Two forces $\overrightarrow{\mathrm{F}}_{1}$ and $\overrightarrow{\mathrm{F}_{2}}$ parallel to each other and usually perpendicular to the lever, as shown here, act on the lever at distances $d_{1}$ and $d_{2}$ respectively from the fulcrum as shown in fig.

Let $\overrightarrow{\mathrm{R}}$ be the reaction of the support at the fulcrum. $\overrightarrow{\mathrm{R}}$ is directed opposite to the forces $\overrightarrow{\mathrm{F}}_{1}$ and $\overrightarrow{\mathrm{F}_{2}}$

The forces in upward direction are considered positive and the forces in downward direction are considered negative.

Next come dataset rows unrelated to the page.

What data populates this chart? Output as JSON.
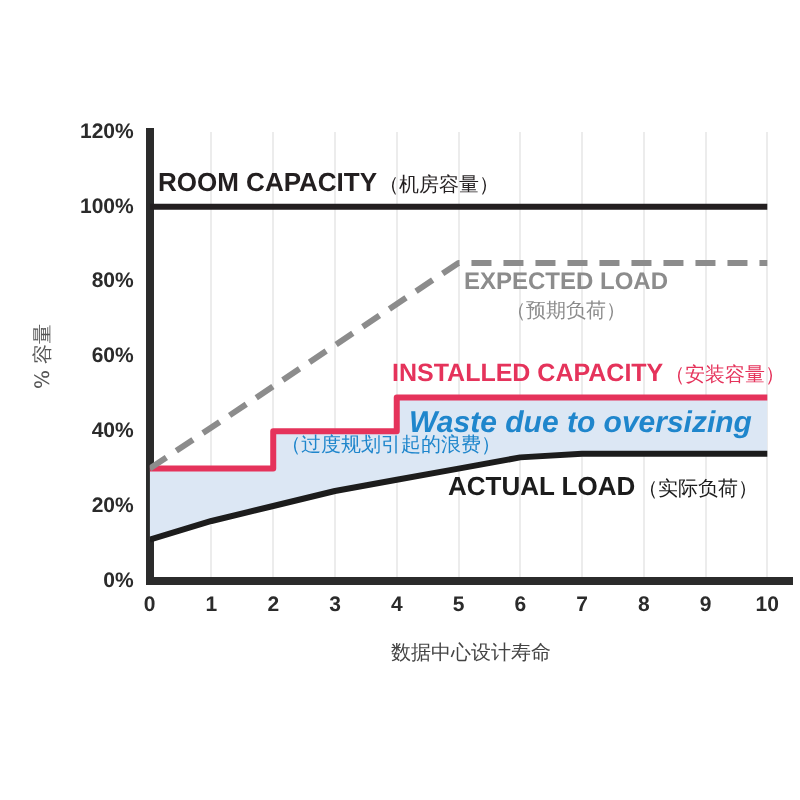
{
  "chart_data": {
    "type": "line",
    "xlabel": "数据中心设计寿命",
    "ylabel": "% 容量",
    "xlim": [
      0,
      10.4
    ],
    "xticks": [
      0,
      1,
      2,
      3,
      4,
      5,
      6,
      7,
      8,
      9,
      10
    ],
    "ylim": [
      0,
      120
    ],
    "yticks": [
      {
        "value": 0,
        "label": "0%"
      },
      {
        "value": 20,
        "label": "20%"
      },
      {
        "value": 40,
        "label": "40%"
      },
      {
        "value": 60,
        "label": "60%"
      },
      {
        "value": 80,
        "label": "80%"
      },
      {
        "value": 100,
        "label": "100%"
      },
      {
        "value": 120,
        "label": "120%"
      }
    ],
    "grid": "x",
    "legend": false,
    "marker": "none",
    "series": [
      {
        "name": "ROOM CAPACITY（机房容量）",
        "color": "#231f20",
        "x": [
          0,
          10
        ],
        "values": [
          100,
          100
        ]
      },
      {
        "name": "EXPECTED LOAD（预期负荷）",
        "color": "#8c8c8c",
        "line_style": "dashed",
        "x": [
          0,
          5,
          10
        ],
        "values": [
          30,
          85,
          85
        ]
      },
      {
        "name": "INSTALLED CAPACITY（安装容量）",
        "type": "step",
        "color": "#e5335b",
        "x": [
          0,
          2,
          4,
          10
        ],
        "values": [
          30,
          40,
          49,
          49
        ]
      },
      {
        "name": "ACTUAL LOAD（实际负荷）",
        "color": "#1c1c1c",
        "x": [
          0,
          1,
          2,
          2,
          3,
          4,
          4,
          5,
          6,
          7,
          8,
          9,
          10
        ],
        "values": [
          11,
          16,
          20,
          20,
          24,
          27,
          27,
          30,
          33,
          34,
          34,
          34,
          34
        ],
        "lower": [
          11,
          16,
          20,
          20,
          24,
          27,
          27,
          30,
          33,
          34,
          34,
          34,
          34
        ],
        "upper": [
          30,
          30,
          30,
          40,
          40,
          40,
          49,
          49,
          49,
          49,
          49,
          49,
          49
        ]
      }
    ],
    "annotations": [
      {
        "text": "Waste due to oversizing（过度规划引起的浪费）",
        "x": 4.2,
        "y": 42
      }
    ]
  }
}
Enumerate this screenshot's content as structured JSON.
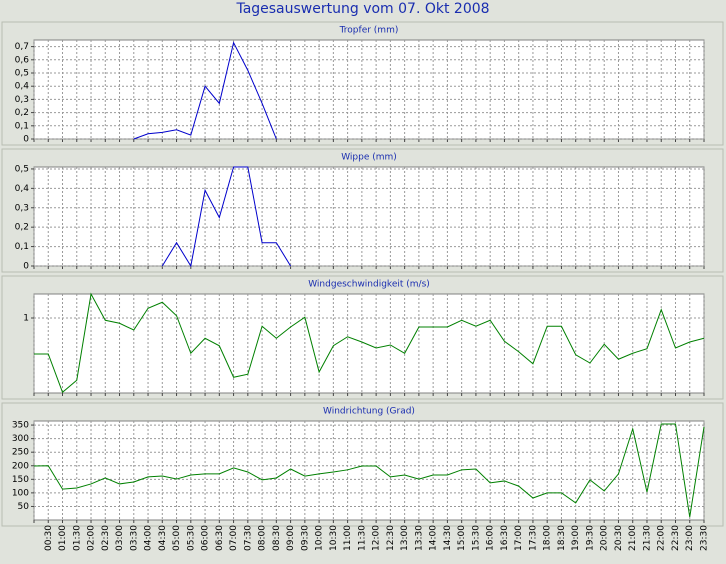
{
  "title": "Tagesauswertung vom 07. Okt 2008",
  "chart_data": [
    {
      "type": "line",
      "title": "Tropfer (mm)",
      "series": [
        {
          "name": "Tropfer",
          "color": "#0000cc",
          "values": [
            null,
            null,
            null,
            null,
            null,
            null,
            null,
            0,
            0.04,
            0.05,
            0.07,
            0.03,
            0.4,
            0.27,
            0.73,
            0.52,
            0.27,
            0,
            null,
            null,
            null,
            null,
            null,
            null,
            null,
            null,
            null,
            null,
            null,
            null,
            null,
            null,
            null,
            null,
            null,
            null,
            null,
            null,
            null,
            null,
            null,
            null,
            null,
            null,
            null,
            null,
            null,
            null
          ]
        }
      ],
      "ylim": [
        0,
        0.75
      ],
      "yticks": [
        0,
        {
          "value": 0.1,
          "label": "0,1"
        },
        {
          "value": 0.2,
          "label": "0,2"
        },
        {
          "value": 0.3,
          "label": "0,3"
        },
        {
          "value": 0.4,
          "label": "0,4"
        },
        {
          "value": 0.5,
          "label": "0,5"
        },
        {
          "value": 0.6,
          "label": "0,6"
        },
        {
          "value": 0.7,
          "label": "0,7"
        }
      ],
      "grid": true
    },
    {
      "type": "line",
      "title": "Wippe (mm)",
      "series": [
        {
          "name": "Wippe",
          "color": "#0000cc",
          "values": [
            null,
            null,
            null,
            null,
            null,
            null,
            null,
            null,
            null,
            0,
            0.12,
            0,
            0.39,
            0.25,
            0.51,
            0.51,
            0.12,
            0.12,
            0,
            null,
            null,
            null,
            null,
            null,
            null,
            null,
            null,
            null,
            null,
            null,
            null,
            null,
            null,
            null,
            null,
            null,
            null,
            null,
            null,
            null,
            null,
            null,
            null,
            null,
            null,
            null,
            null,
            null
          ]
        }
      ],
      "ylim": [
        0,
        0.51
      ],
      "yticks": [
        0,
        {
          "value": 0.1,
          "label": "0,1"
        },
        {
          "value": 0.2,
          "label": "0,2"
        },
        {
          "value": 0.3,
          "label": "0,3"
        },
        {
          "value": 0.4,
          "label": "0,4"
        },
        {
          "value": 0.5,
          "label": "0,5"
        }
      ],
      "grid": true
    },
    {
      "type": "line",
      "title": "Windgeschwindigkeit (m/s)",
      "series": [
        {
          "name": "Windgeschwindigkeit",
          "color": "#008000",
          "values": [
            0.52,
            0.52,
            0.01,
            0.17,
            1.32,
            0.97,
            0.93,
            0.84,
            1.13,
            1.21,
            1.03,
            0.53,
            0.73,
            0.63,
            0.21,
            0.25,
            0.89,
            0.73,
            0.88,
            1.01,
            0.28,
            0.63,
            0.75,
            0.68,
            0.6,
            0.64,
            0.53,
            0.88,
            0.88,
            0.88,
            0.97,
            0.89,
            0.97,
            0.69,
            0.55,
            0.39,
            0.89,
            0.89,
            0.51,
            0.4,
            0.65,
            0.45,
            0.53,
            0.59,
            1.11,
            0.6,
            0.68,
            0.73
          ]
        }
      ],
      "ylim": [
        0,
        1.32
      ],
      "yticks": [
        1
      ],
      "grid": true
    },
    {
      "type": "line",
      "title": "Windrichtung (Grad)",
      "categories": [
        null,
        "00:30",
        "01:00",
        "01:30",
        "02:00",
        "02:30",
        "03:00",
        "03:30",
        "04:00",
        "04:30",
        "05:00",
        "05:30",
        "06:00",
        "06:30",
        "07:00",
        "07:30",
        "08:00",
        "08:30",
        "09:00",
        "09:30",
        "10:00",
        "10:30",
        "11:00",
        "11:30",
        "12:00",
        "12:30",
        "13:00",
        "13:30",
        "14:00",
        "14:30",
        "15:00",
        "15:30",
        "16:00",
        "16:30",
        "17:00",
        "17:30",
        "18:00",
        "18:30",
        "19:00",
        "19:30",
        "20:00",
        "20:30",
        "21:00",
        "21:30",
        "22:00",
        "22:30",
        "23:00",
        "23:30"
      ],
      "series": [
        {
          "name": "Windrichtung",
          "color": "#008000",
          "values": [
            199,
            200,
            114,
            118,
            133,
            155,
            133,
            140,
            159,
            162,
            151,
            166,
            170,
            170,
            192,
            177,
            148,
            155,
            188,
            162,
            170,
            177,
            185,
            199,
            199,
            159,
            166,
            151,
            166,
            166,
            185,
            188,
            137,
            144,
            125,
            81,
            100,
            100,
            63,
            148,
            107,
            170,
            336,
            103,
            354,
            354,
            11,
            343
          ]
        }
      ],
      "ylim": [
        0,
        365
      ],
      "yticks": [
        50,
        100,
        150,
        200,
        250,
        300,
        350
      ],
      "grid": true
    }
  ]
}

For translational equilibrium

$\mathrm{R}-\mathrm{F}_{1}-\mathrm{F}_{2}=0$

$\therefore \mathrm{R}=\mathrm{F}_{1}+\mathrm{F}_{2}$

The lever force $F_{1}$ is some weight to be lifted. It is called the load and its distance from the fulcrum $d_{1}$ is called the load arm.

Force $\mathrm{F}_{2}$ is the effort applied to lift the load, distance $d_{2}$ of the effort from the fulcrum is the effort arm.

For rotational equilibrium, sum of torque about a effort point should be zero and moment of force $\tau=d \times \mathrm{F}\left[\because \theta=90^{\circ}, \therefore \sin 90^{\circ}=1\right]$

$\therefore d_{1} \mathrm{~F}_{1}-d_{2} \mathrm{~F}_{2}=0$

Here, the anticlockwise moment is considered as positive and the clockwise moment is considered as negative. So $d_{2} \mathrm{~F}_{2}$ taken with negative.

$\therefore d_{1} \mathrm{~F}_{1}=d_{2} \mathrm{~F}_{2}$

Means load arm $\times$ load $=$ effort $\operatorname{arm} \times$ effort

The above equation expresses the principle of moments for a lever.